When
the Never-born unslung their packs I dropped, kneeling and panting. Others went
to work immediately, spreading through the wood to gather dead and fallen limbs
or erecting the tents that the city guard had once used in patrols throughout
the valley. I was not surprised when Jerem Cozak came to stand beside me.
“A
poor choice,” I said. “Meno marched. He could fight. He stopped that smilodon.
The only thing I stop is all the other men.”
Jerem Cozak frowned, searching through my
pack. “You become yourself,” he said, uncapping the bag that holds my water.

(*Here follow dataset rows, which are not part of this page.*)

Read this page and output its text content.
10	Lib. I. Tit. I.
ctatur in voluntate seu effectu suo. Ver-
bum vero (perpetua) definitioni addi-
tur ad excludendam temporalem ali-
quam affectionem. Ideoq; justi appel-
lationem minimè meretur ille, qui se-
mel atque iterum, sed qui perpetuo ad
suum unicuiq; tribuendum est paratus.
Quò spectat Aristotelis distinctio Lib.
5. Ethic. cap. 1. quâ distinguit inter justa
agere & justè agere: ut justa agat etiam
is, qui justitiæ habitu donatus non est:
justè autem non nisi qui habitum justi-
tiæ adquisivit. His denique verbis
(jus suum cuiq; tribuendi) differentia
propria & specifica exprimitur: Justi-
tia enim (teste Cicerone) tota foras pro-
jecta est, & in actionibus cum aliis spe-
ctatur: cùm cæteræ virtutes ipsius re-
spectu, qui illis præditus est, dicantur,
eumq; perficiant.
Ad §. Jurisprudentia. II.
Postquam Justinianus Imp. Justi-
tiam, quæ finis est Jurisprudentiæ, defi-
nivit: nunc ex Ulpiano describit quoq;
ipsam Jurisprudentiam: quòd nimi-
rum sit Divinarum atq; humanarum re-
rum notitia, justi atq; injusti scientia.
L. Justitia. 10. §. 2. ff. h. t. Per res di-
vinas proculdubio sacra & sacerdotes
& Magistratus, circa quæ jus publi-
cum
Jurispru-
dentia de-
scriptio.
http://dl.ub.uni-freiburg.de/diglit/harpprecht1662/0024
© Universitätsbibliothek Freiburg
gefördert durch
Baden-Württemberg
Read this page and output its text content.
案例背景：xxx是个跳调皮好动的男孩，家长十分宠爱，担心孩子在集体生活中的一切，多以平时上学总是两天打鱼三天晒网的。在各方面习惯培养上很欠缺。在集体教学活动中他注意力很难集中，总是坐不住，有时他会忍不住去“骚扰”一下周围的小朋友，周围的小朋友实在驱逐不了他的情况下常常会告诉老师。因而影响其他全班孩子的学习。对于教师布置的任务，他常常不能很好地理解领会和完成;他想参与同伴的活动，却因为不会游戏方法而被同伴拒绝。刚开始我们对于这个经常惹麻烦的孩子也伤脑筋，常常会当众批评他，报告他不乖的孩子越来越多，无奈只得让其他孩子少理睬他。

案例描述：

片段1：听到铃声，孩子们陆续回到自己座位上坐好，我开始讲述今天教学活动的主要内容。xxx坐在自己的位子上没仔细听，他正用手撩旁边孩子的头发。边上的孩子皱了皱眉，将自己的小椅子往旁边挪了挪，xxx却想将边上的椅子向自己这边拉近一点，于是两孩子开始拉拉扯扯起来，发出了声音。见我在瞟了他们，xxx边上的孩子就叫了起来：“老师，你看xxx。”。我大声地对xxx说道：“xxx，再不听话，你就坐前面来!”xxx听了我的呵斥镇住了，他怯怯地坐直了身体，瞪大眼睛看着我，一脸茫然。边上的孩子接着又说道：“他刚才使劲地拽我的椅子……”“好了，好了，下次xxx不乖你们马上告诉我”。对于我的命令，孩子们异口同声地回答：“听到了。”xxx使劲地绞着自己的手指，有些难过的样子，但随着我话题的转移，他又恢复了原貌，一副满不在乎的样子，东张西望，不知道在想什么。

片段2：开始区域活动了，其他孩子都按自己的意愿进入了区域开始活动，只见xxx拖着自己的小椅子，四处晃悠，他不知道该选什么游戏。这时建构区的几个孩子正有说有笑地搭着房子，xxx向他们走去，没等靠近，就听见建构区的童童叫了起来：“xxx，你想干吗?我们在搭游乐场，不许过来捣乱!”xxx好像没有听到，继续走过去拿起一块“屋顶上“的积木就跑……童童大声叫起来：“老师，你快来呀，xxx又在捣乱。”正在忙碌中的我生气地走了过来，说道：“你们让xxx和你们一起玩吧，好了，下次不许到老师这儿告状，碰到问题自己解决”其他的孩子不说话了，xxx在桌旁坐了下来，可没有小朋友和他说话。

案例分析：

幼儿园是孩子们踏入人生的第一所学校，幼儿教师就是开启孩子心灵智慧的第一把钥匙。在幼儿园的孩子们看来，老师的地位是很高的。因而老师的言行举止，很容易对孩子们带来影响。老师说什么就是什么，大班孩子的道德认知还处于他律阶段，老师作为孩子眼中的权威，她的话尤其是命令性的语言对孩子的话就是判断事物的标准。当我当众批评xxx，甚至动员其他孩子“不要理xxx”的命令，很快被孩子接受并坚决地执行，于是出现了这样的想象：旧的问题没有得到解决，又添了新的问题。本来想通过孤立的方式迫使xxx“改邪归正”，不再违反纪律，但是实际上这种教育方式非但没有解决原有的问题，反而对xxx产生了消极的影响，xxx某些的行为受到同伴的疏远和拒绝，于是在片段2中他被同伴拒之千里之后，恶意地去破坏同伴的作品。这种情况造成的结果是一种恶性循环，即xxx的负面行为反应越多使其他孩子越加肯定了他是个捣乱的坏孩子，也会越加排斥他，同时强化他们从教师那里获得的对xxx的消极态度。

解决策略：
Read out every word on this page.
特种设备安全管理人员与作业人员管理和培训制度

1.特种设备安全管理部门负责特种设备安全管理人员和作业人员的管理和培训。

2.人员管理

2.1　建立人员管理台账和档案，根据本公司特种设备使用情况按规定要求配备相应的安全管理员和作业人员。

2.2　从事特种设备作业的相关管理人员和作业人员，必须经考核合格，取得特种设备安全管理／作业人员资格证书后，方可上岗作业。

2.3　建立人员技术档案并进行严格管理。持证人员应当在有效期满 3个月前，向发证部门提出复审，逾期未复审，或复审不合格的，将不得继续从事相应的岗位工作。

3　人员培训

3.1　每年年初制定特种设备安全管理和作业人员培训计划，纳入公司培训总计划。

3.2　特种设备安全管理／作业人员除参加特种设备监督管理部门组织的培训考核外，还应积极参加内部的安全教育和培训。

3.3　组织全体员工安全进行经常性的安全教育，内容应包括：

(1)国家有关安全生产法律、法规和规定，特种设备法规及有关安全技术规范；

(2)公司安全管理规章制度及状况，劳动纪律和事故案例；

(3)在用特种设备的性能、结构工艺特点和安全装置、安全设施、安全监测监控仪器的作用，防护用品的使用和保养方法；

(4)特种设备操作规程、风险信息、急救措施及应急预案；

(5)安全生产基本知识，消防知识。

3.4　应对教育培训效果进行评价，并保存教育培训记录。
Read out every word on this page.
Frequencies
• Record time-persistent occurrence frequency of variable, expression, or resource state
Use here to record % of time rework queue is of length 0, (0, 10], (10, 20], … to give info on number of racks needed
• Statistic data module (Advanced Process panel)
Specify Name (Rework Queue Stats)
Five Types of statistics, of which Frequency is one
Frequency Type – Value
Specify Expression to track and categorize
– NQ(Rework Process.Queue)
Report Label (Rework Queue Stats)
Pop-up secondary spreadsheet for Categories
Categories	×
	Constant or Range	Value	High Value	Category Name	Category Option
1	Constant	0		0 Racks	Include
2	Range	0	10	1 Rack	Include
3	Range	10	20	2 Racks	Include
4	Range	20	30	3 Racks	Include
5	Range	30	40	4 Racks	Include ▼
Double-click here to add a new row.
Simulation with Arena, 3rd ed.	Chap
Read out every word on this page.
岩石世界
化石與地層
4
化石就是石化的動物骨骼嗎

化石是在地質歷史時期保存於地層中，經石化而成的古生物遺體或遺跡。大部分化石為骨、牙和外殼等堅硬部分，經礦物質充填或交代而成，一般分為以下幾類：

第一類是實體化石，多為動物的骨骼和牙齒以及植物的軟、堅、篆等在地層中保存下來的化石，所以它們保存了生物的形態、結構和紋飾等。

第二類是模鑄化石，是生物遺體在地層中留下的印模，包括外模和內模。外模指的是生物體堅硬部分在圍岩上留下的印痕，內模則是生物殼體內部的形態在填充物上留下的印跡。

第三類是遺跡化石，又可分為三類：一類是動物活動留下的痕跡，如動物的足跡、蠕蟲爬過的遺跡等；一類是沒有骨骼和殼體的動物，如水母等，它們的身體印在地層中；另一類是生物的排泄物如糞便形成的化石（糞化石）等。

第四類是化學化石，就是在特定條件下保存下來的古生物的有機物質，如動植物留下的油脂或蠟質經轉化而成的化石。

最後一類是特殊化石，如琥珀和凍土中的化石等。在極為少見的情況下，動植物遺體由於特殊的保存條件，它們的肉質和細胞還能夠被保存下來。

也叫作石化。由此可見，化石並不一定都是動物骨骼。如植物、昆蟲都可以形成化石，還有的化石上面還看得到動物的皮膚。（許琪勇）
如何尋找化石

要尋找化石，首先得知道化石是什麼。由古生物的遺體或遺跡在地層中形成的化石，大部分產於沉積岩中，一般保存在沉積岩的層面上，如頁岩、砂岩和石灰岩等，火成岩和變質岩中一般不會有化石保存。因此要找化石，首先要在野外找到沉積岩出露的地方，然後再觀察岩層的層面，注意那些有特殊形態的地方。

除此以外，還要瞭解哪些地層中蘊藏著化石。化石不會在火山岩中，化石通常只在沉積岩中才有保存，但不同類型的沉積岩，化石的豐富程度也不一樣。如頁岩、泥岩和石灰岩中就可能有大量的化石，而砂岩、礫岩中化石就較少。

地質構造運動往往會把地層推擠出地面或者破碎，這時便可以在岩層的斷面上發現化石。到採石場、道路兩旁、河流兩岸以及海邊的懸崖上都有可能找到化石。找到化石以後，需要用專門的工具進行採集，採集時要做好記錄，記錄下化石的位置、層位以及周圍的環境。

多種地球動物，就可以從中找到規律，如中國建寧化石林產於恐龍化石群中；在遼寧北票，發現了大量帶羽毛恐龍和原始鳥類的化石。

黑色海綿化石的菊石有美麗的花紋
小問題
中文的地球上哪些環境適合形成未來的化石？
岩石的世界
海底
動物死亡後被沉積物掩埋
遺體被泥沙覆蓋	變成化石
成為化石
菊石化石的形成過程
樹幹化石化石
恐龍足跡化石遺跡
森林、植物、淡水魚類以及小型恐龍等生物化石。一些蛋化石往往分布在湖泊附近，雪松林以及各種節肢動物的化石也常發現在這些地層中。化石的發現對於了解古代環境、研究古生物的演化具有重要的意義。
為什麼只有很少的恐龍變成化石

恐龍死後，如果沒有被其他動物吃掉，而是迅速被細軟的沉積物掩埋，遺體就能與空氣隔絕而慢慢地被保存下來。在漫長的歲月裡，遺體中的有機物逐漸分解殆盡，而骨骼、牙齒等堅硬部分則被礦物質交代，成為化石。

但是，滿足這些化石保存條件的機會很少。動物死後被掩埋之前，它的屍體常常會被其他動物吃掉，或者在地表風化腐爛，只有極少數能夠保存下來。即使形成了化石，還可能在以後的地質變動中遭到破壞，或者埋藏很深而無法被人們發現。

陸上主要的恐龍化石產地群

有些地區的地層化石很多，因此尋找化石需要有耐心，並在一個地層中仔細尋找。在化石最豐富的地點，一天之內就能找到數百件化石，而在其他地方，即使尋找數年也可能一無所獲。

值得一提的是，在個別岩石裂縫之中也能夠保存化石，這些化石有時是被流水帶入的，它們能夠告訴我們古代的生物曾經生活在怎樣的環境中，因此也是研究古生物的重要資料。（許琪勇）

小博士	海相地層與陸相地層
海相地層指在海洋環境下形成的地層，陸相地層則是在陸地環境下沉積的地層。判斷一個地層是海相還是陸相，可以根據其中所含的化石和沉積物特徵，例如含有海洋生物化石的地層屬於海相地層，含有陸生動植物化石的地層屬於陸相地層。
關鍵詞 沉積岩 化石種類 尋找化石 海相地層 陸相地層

“Like all the rest of us. When this storm ends, you will be healed.”
He
offered, and I drank. “Meno and Cratyus were soldiers,” I said. I will never
be.” I bit my lip, thinking. “But do you mean the machines of the Swarm will
help? They are still with us?”
“You
are colder than you know,” he said. “We are not dressed for this. You would
have died before sunset.”
“But
I can’t see them, and they did not save those men from the smilodon.”
His
eyes were distant in the fading light. “The animal mind is strange, and the
machines have not yet learned all they know – will know. For the other? Each
man is born in a house, and in that house he will be strongest. But in time
each man will be strong enough to make other houses home.”
I
laughed, so that the Never-born who built and set the nearest fire turned to
look at me as they worked. I quieted under their blank expressions. “Certainly
you don’t expect me to understand that,” I said. “Who are you, really? Do you
remember the Faith at all?”
Now
he smiled. “I remember him better than
he remembered himself, for I remember the boy who would become the Faith.”